Quelle électricité en France pour 2035 AR v6 © Alain RICAUD Nov-Déc 2019 Page 26
Au plan du secret et de la communication:
Les années 70 ont été marquées par une chape de plomb sur le sujet du nucléaire civil tant ses acteurs étaient liés à la grande épopée gaullienne du nucléaire militaire39. Quand la CFDT a sorti son fameux ouvrage (extrêmement bien documenté puisqu’écrit par les acteurs des centrales) comme le dit Bernard Laponche avec humour, on les a sommés de se taire en leur disant que « tout ceci doit rester entre nous, n’être communiqué, ni aux journalistes, ni aux politiques, ni… aux bonnes sœurs ». Cependant, à l’époque, régnait encore sur le sujet, une hiérarchie de la compétence, et nos centrales ont été conçues et opérées par des entreprises nationalisées qui avaient le souci de la sécurité avant celui de la rentabilité. Avec les années 80, le nucléaire qui ne nous posait pas trop de problèmes, s’est peu à peu banalisé auprès du grand public et des organismes indépendants ont vu le jour (CRIRAD), donnant naissance à des sources d’informations de plus en plus transparentes (IRSN, ASN…). En même temps qu’avait lieu cette évolution positive, nos représentants politiques n’ont fait aucun effort pour comprendre les implications sociétales du choix du nucléaire, et celui-ci leur apparaît maintenant comme une source d’énergie irremplaçable, au mieux comme un mal nécessaire pour les plus avertis d’entre eux.
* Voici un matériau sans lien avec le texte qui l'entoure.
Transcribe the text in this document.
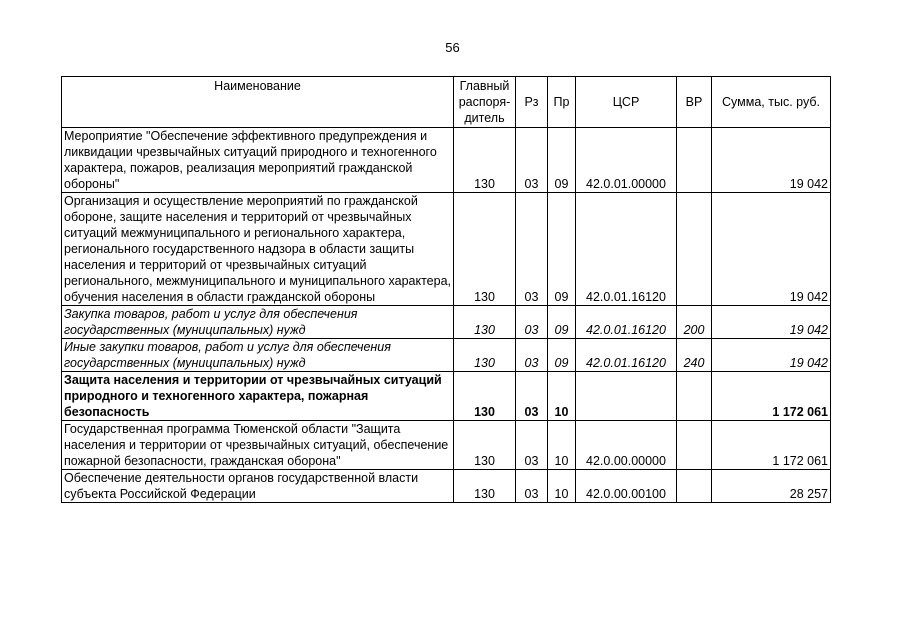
56
Наименование	Главный распоря-дитель	Рз	Пр	ЦСР	ВР	Сумма, тыс. руб.
Мероприятие "Обеспечение эффективного предупреждения и ликвидации чрезвычайных ситуаций природного и техногенного характера, пожаров, реализация мероприятий гражданской обороны"	130	03	09	42.0.01.00000		19 042
Организация и осуществление мероприятий по гражданской обороне, защите населения и территорий от чрезвычайных ситуаций межмуниципального и регионального характера, регионального государственного надзора в области защиты населения и территорий от чрезвычайных ситуаций регионального, межмуниципального и муниципального характера, обучения населения в области гражданской обороны	130	03	09	42.0.01.16120		19 042
Закупка товаров, работ и услуг для обеспечения государственных (муниципальных) нужд	130	03	09	42.0.01.16120	200	19 042
Иные закупки товаров, работ и услуг для обеспечения государственных (муниципальных) нужд	130	03	09	42.0.01.16120	240	19 042
Защита населения и территории от чрезвычайных ситуаций природного и техногенного характера, пожарная безопасность	130	03	10			1 172 061
Государственная программа Тюменской области "Защита населения и территории от чрезвычайных ситуаций, обеспечение пожарной безопасности, гражданская оборона"	130	03	10	42.0.00.00000		1 172 061
Обеспечение деятельности органов государственной власти субъекта Российской Федерации	130	03	10	42.0.00.00100		28 257
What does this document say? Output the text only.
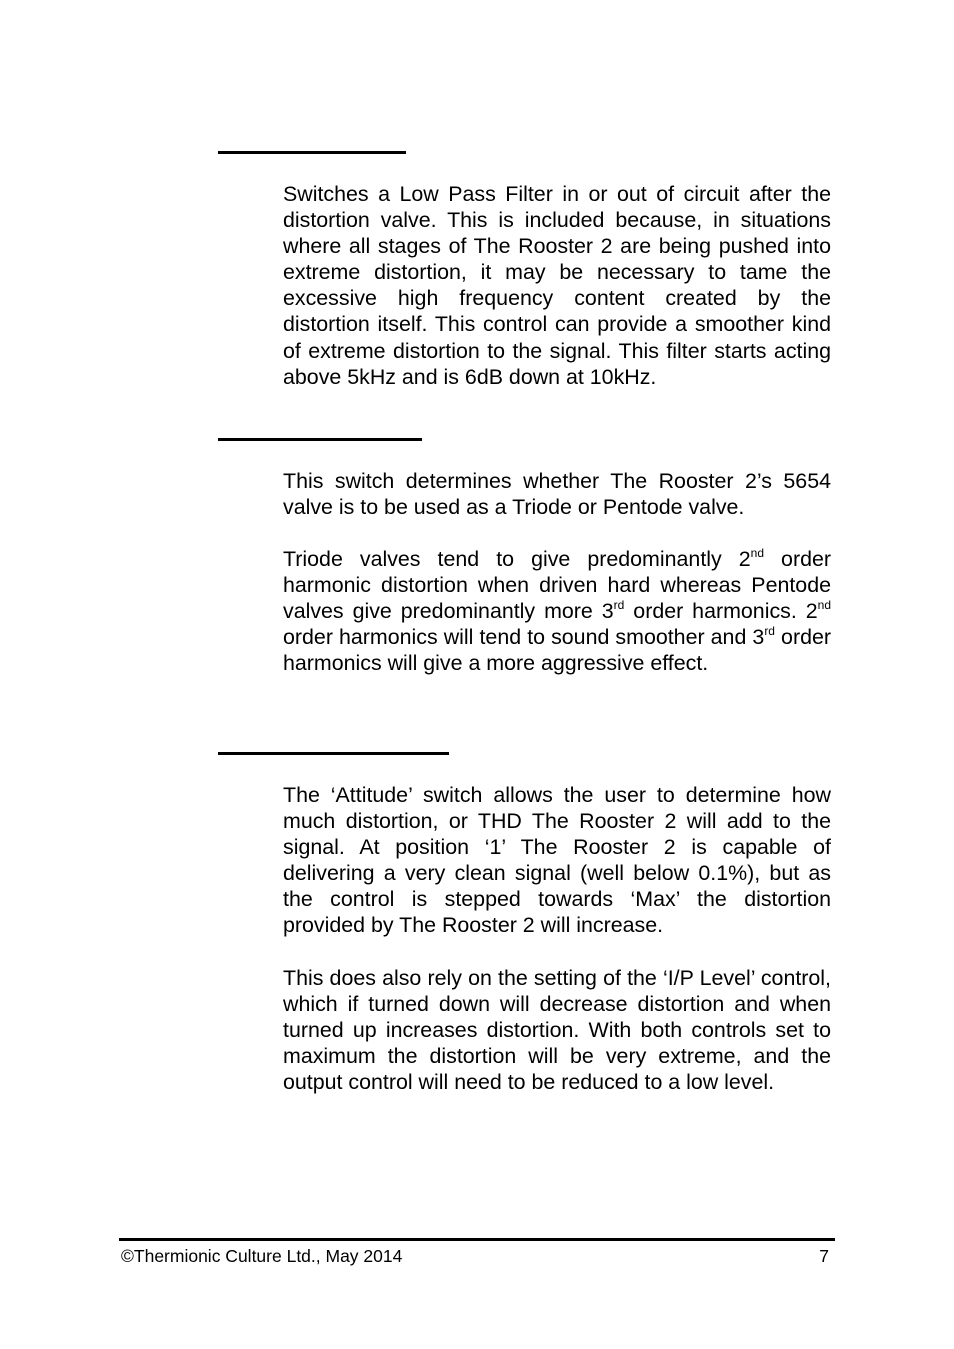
Switches a Low Pass Filter in or out of circuit after the distortion valve. This is included because, in situations where all stages of The Rooster 2 are being pushed into extreme distortion, it may be necessary to tame the excessive high frequency content created by the distortion itself. This control can provide a smoother kind of extreme distortion to the signal. This filter starts acting above 5kHz and is 6dB down at 10kHz.

This switch determines whether The Rooster 2’s 5654 valve is to be used as a Triode or Pentode valve.

Triode valves tend to give predominantly 2nd order harmonic distortion when driven hard whereas Pentode valves give predominantly more 3rd order harmonics. 2nd order harmonics will tend to sound smoother and 3rd order harmonics will give a more aggressive effect.

The ‘Attitude’ switch allows the user to determine how much distortion, or THD The Rooster 2 will add to the signal. At position ‘1’ The Rooster 2 is capable of delivering a very clean signal (well below 0.1%), but as the control is stepped towards ‘Max’ the distortion provided by The Rooster 2 will increase.

This does also rely on the setting of the ‘I/P Level’ control, which if turned down will decrease distortion and when turned up increases distortion. With both controls set to maximum the distortion will be very extreme, and the output control will need to be reduced to a low level.

©Thermionic Culture Ltd., May 2014	7
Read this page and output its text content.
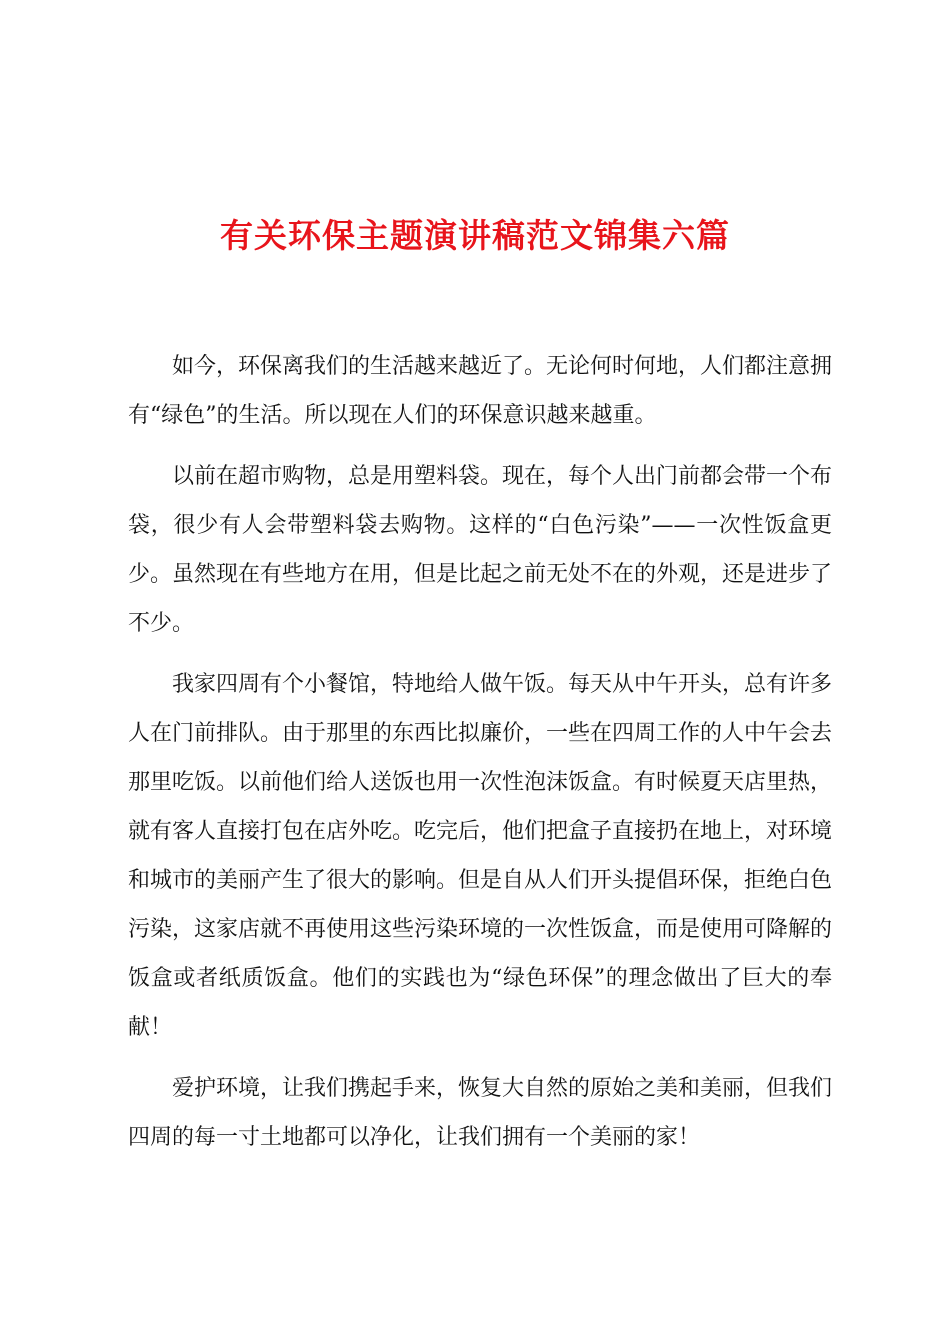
有关环保主题演讲稿范文锦集六篇

如今，环保离我们的生活越来越近了。无论何时何地，人们都注意拥有“绿色”的生活。所以现在人们的环保意识越来越重。

以前在超市购物，总是用塑料袋。现在，每个人出门前都会带一个布袋，很少有人会带塑料袋去购物。这样的“白色污染”——一次性饭盒更少。虽然现在有些地方在用，但是比起之前无处不在的外观，还是进步了不少。

我家四周有个小餐馆，特地给人做午饭。每天从中午开头，总有许多人在门前排队。由于那里的东西比拟廉价，一些在四周工作的人中午会去那里吃饭。以前他们给人送饭也用一次性泡沫饭盒。有时候夏天店里热，就有客人直接打包在店外吃。吃完后，他们把盒子直接扔在地上，对环境和城市的美丽产生了很大的影响。但是自从人们开头提倡环保，拒绝白色污染，这家店就不再使用这些污染环境的一次性饭盒，而是使用可降解的饭盒或者纸质饭盒。他们的实践也为“绿色环保”的理念做出了巨大的奉献！

爱护环境，让我们携起手来，恢复大自然的原始之美和美丽，但我们四周的每一寸土地都可以净化，让我们拥有一个美丽的家！
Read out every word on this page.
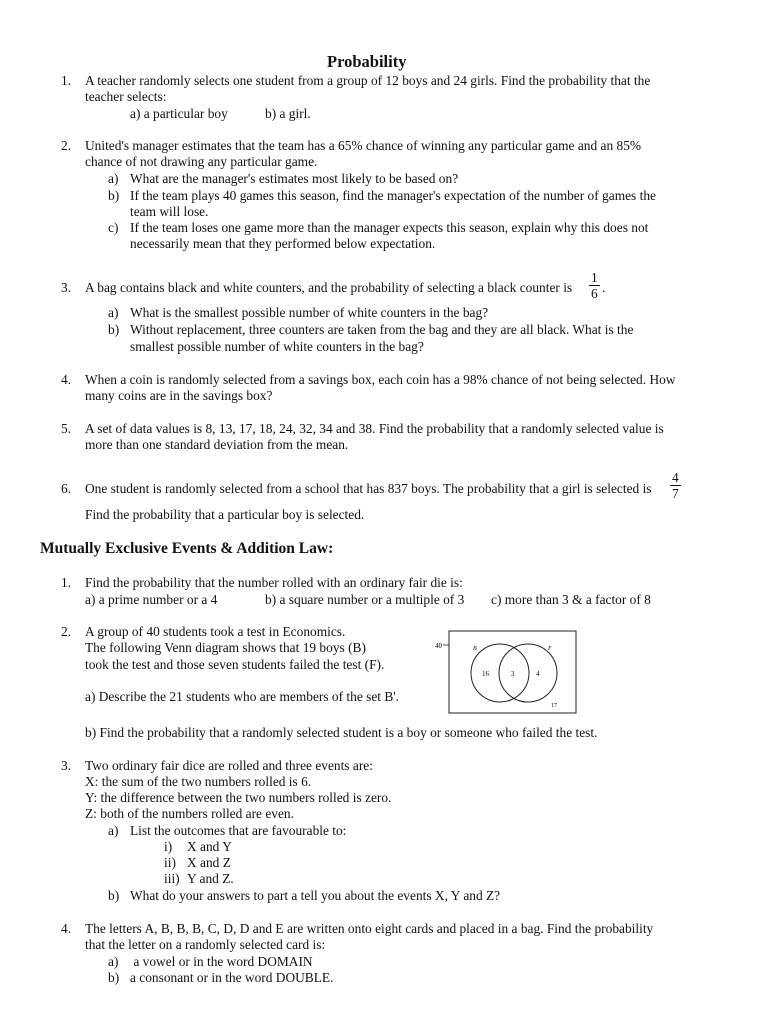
Probability
1. A teacher randomly selects one student from a group of 12 boys and 24 girls. Find the probability that the
teacher selects:
a) a particular boy	b) a girl.
2. United's manager estimates that the team has a 65% chance of winning any particular game and an 85%
chance of not drawing any particular game.
a) What are the manager's estimates most likely to be based on?
b) If the team plays 40 games this season, find the manager's expectation of the number of games the
team will lose.
c) If the team loses one game more than the manager expects this season, explain why this does not
necessarily mean that they performed below expectation.
3. A bag contains black and white counters, and the probability of selecting a black counter is $\frac{1}{6}$ .
a) What is the smallest possible number of white counters in the bag?
b) Without replacement, three counters are taken from the bag and they are all black. What is the
smallest possible number of white counters in the bag?
4. When a coin is randomly selected from a savings box, each coin has a 98% chance of not being selected. How
many coins are in the savings box?
5. A set of data values is 8, 13, 17, 18, 24, 32, 34 and 38. Find the probability that a randomly selected value is
more than one standard deviation from the mean.
6. One student is randomly selected from a school that has 837 boys. The probability that a girl is selected is $\frac{4}{7}$
Find the probability that a particular boy is selected.
Mutually Exclusive Events & Addition Law:
1. Find the probability that the number rolled with an ordinary fair die is:
a) a prime number or a 4	b) a square number or a multiple of 3 c) more than 3 & a factor of 8
2. A group of 40 students took a test in Economics.
The following Venn diagram shows that 19 boys (B)
took the test and those seven students failed the test (F).
a) Describe the 21 students who are members of the set B'.
b) Find the probability that a randomly selected student is a boy or someone who failed the test.
40	B	F
16	3	4
17
3. Two ordinary fair dice are rolled and three events are:
X: the sum of the two numbers rolled is 6.
Y: the difference between the two numbers rolled is zero.
Z: both of the numbers rolled are even.
a) List the outcomes that are favourable to:
i) X and Y
ii) X and Z
iii) Y and Z.
b) What do your answers to part a tell you about the events X, Y and Z?
4. The letters A, B, B, B, C, D, D and E are written onto eight cards and placed in a bag. Find the probability
that the letter on a randomly selected card is:
a) a vowel or in the word DOMAIN
b) a consonant or in the word DOUBLE.
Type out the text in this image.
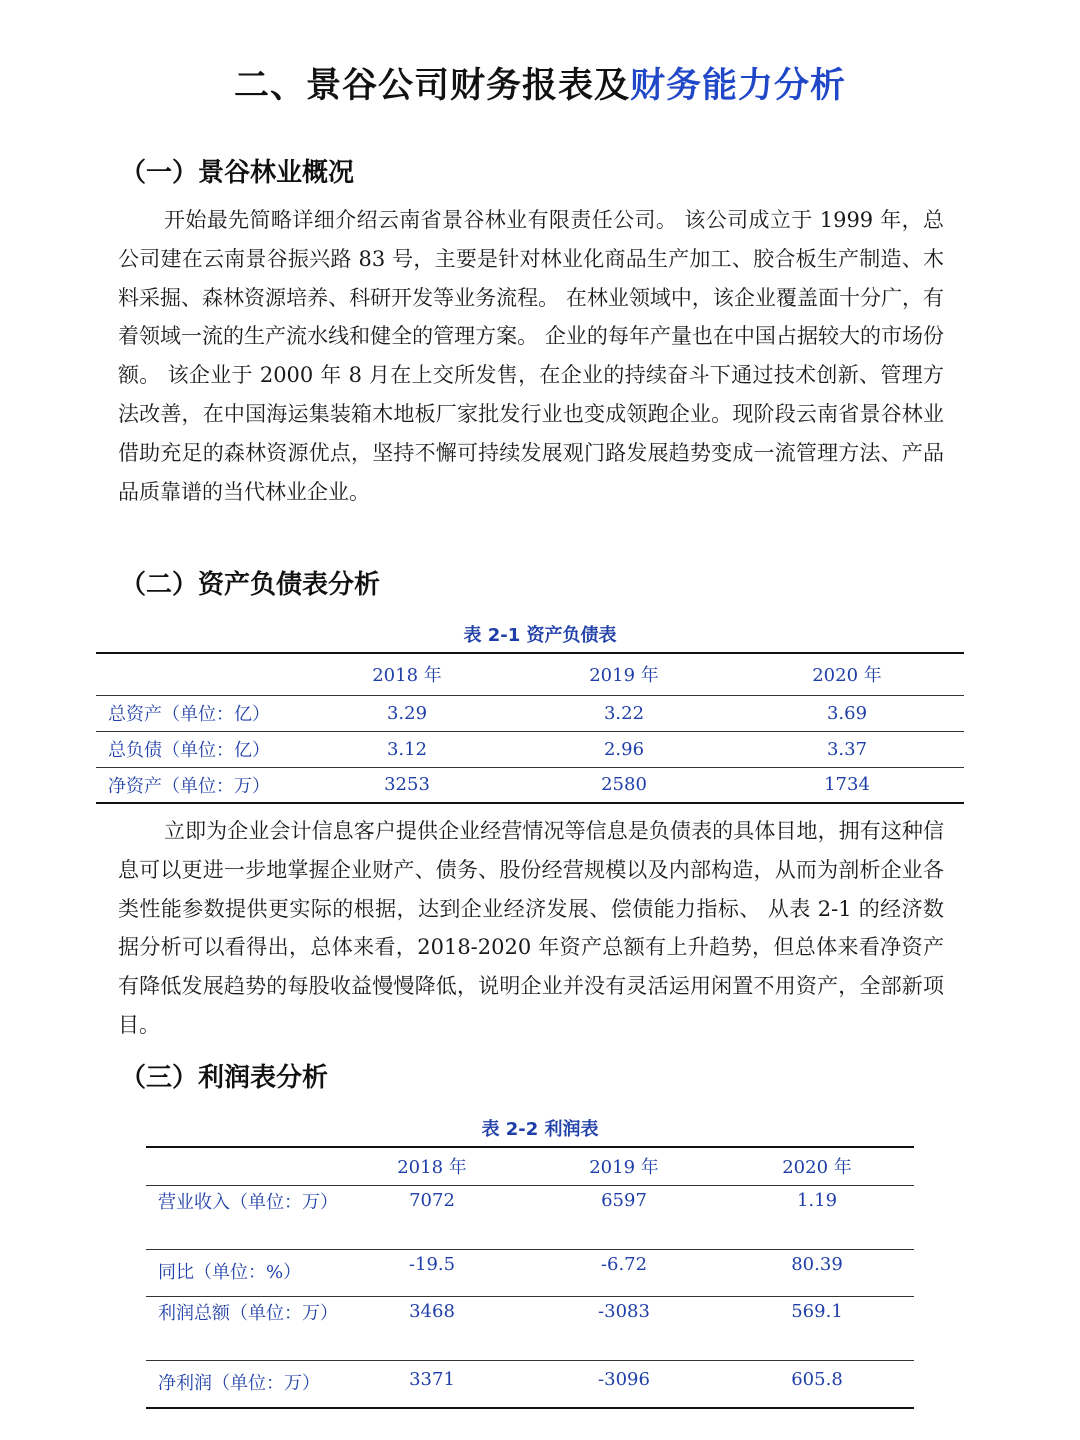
二、景谷公司财务报表及财务能力分析
（一）景谷林业概况

开始最先简略详细介绍云南省景谷林业有限责任公司。 该公司成立于 1999 年，总公司建在云南景谷振兴路 83 号，主要是针对林业化商品生产加工、胶合板生产制造、木料采掘、森林资源培养、科研开发等业务流程。 在林业领域中，该企业覆盖面十分广，有着领域一流的生产流水线和健全的管理方案。 企业的每年产量也在中国占据较大的市场份额。 该企业于 2000 年 8 月在上交所发售，在企业的持续奋斗下通过技术创新、管理方法改善，在中国海运集装箱木地板厂家批发行业也变成领跑企业。现阶段云南省景谷林业借助充足的森林资源优点，坚持不懈可持续发展观门路发展趋势变成一流管理方法、产品品质靠谱的当代林业企业。

（二）资产负债表分析
表 2-1 资产负债表
	2018 年	2019 年	2020 年
总资产（单位：亿）	3.29	3.22	3.69
总负债（单位：亿）	3.12	2.96	3.37
净资产（单位：万）	3253	2580	1734

立即为企业会计信息客户提供企业经营情况等信息是负债表的具体目地，拥有这种信息可以更进一步地掌握企业财产、债务、股份经营规模以及内部构造，从而为剖析企业各类性能参数提供更实际的根据，达到企业经济发展、偿债能力指标、 从表 2-1 的经济数据分析可以看得出，总体来看，2018-2020 年资产总额有上升趋势，但总体来看净资产有降低发展趋势的每股收益慢慢降低，说明企业并没有灵活运用闲置不用资产，全部新项目。

（三）利润表分析
表 2-2 利润表
	2018 年	2019 年	2020 年
营业收入（单位：万）	7072	6597	1.19
同比（单位：%）	-19.5	-6.72	80.39
利润总额（单位：万）	3468	-3083	569.1
净利润（单位：万）	3371	-3096	605.8
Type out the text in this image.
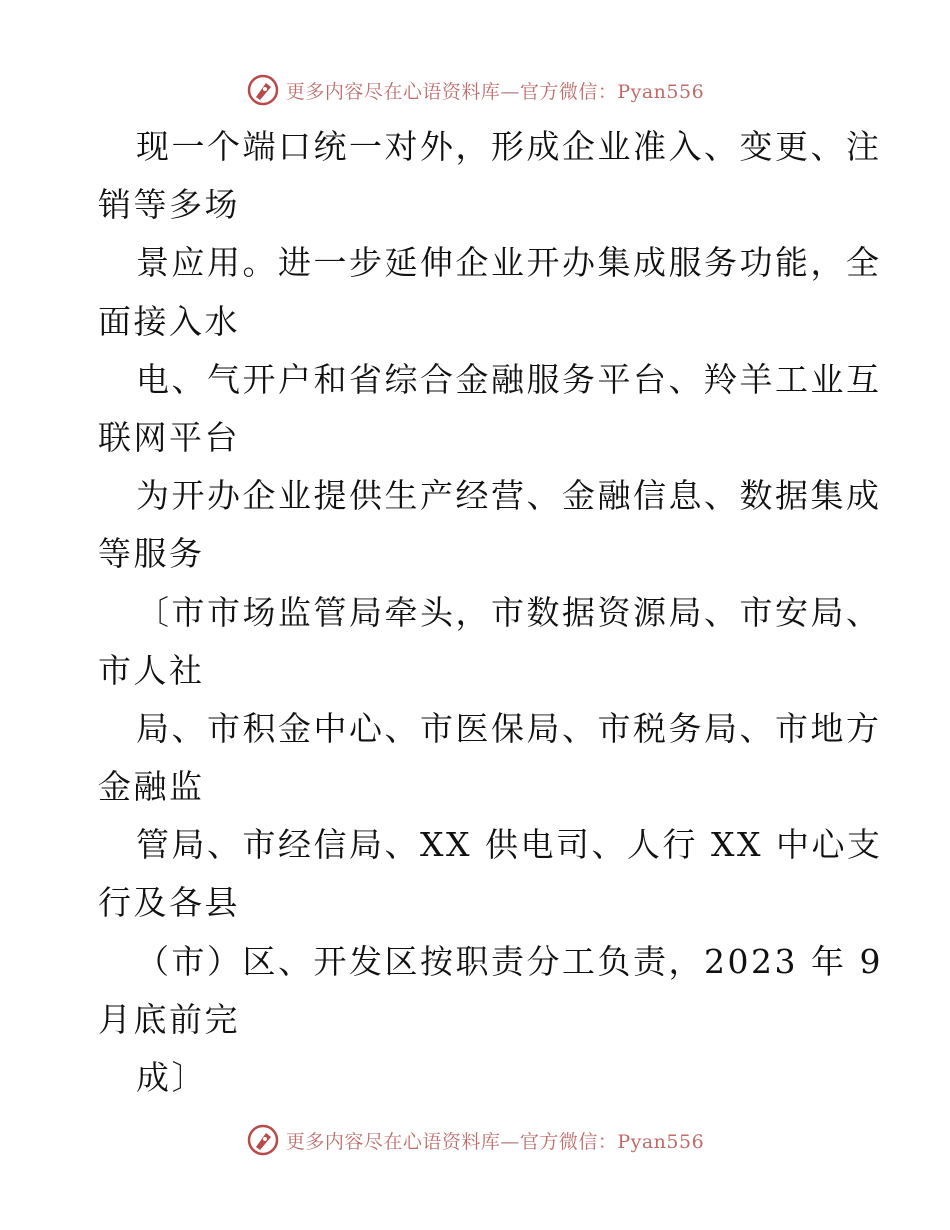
更多内容尽在心语资料库—官方微信：Pyan556
现一个端口统一对外，形成企业准入、变更、注
销等多场
景应用。进一步延伸企业开办集成服务功能，全
面接入水
电、气开户和省综合金融服务平台、羚羊工业互
联网平台
为开办企业提供生产经营、金融信息、数据集成
等服务
〔市市场监管局牵头，市数据资源局、市安局、
市人社
局、市积金中心、市医保局、市税务局、市地方
金融监
管局、市经信局、XX 供电司、人行 XX 中心支
行及各县
（市）区、开发区按职责分工负责，2023 年 9
月底前完
成〕
更多内容尽在心语资料库—官方微信：Pyan556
Au plan de l’indépendance énergétique:
Le nucléaire dépend d’une ressource l’Uranium naturel dont l’horizon d’utilisation est d’une centaine d’années. Les ressources d’uranium se trouvent toutes à l’étranger, en grande partie au Niger, qui depuis peu, n’est plus le jardin de la France où on pouvait y imposer nos conditions. En outre, peu de nos décideurs savent que l’indépendance énergétique de la France comptée en énergie finale n’était encore en 2018 que de 14 % (5,1 % bois énergie ; 2,1 % agro-carburants ; 3,7 % hydraulique ; 3,1 % éolien et solaire), et non pas de 50 % comme certains politiques, suivis sans validation par les journalistes, le répètent depuis 30 ans !
Au plan du traitement des déchets sur le long terme:
Le maintien du nucléaire ne va pas sans une augmentation importante du cumul des déchets. Chaque réacteur contient quelque 500 kg d’Uranium , et produit en moyenne 220 m3 de déchets par an40 soit 14 000 m3 fin 2018. Entre les piscines de désactivation d’EDF (une par réacteur) et celles de stockage d’AREVA ce sont environ 14 000 tonnes de combustible en attente de retraitement. La Hague dispose aussi de 26 000 tonnes issues du retraitement. Outre le fait que le centre de retraitement de La Hague est devenu la poubelle du monde, malgré la loi Bataille de 1993, nous avons toujours un problème de localisation de nos déchets à longue durée de vie (le site de Bure dans la Marne est en train de devenir une zone à défendre). D’après l’ANDRA, plus de 1,6 millions m3 de déchets radioactifs s’accumulent sur le territoire français, dont 59 % sont directement issus des centrales nucléaires et des activités de l’industrie électronucléaire, et le stock de déchets atteindra 4,8 millions m3 après 50 années d’exploitation des 58 réacteurs actuels.
39 La stratégie de la dissuasion a été maintenue alors que des voix crédibles s’élèvent pour dire qu’elle ne correspond plus au contexte géo- politique actuel. Lire à ce sujet le livre de Paul QUILÈS, ancien ministre de la Défense, et le général Bernard NORLAIN, Nucléaire, un mensonge français. Sans compter la très forte déclaration du pape François à Nagasaki le 24 Novembre 2019.
40 Source ANDRA (Agence Nationale pour la gestion des Déchets Radioactifs). Indépendante depuis 1991, l’ANDRA dispose de trois grands centres de stockage : La Hague (Manche), Soulaine-Dhuys et Morvilliers (Aube).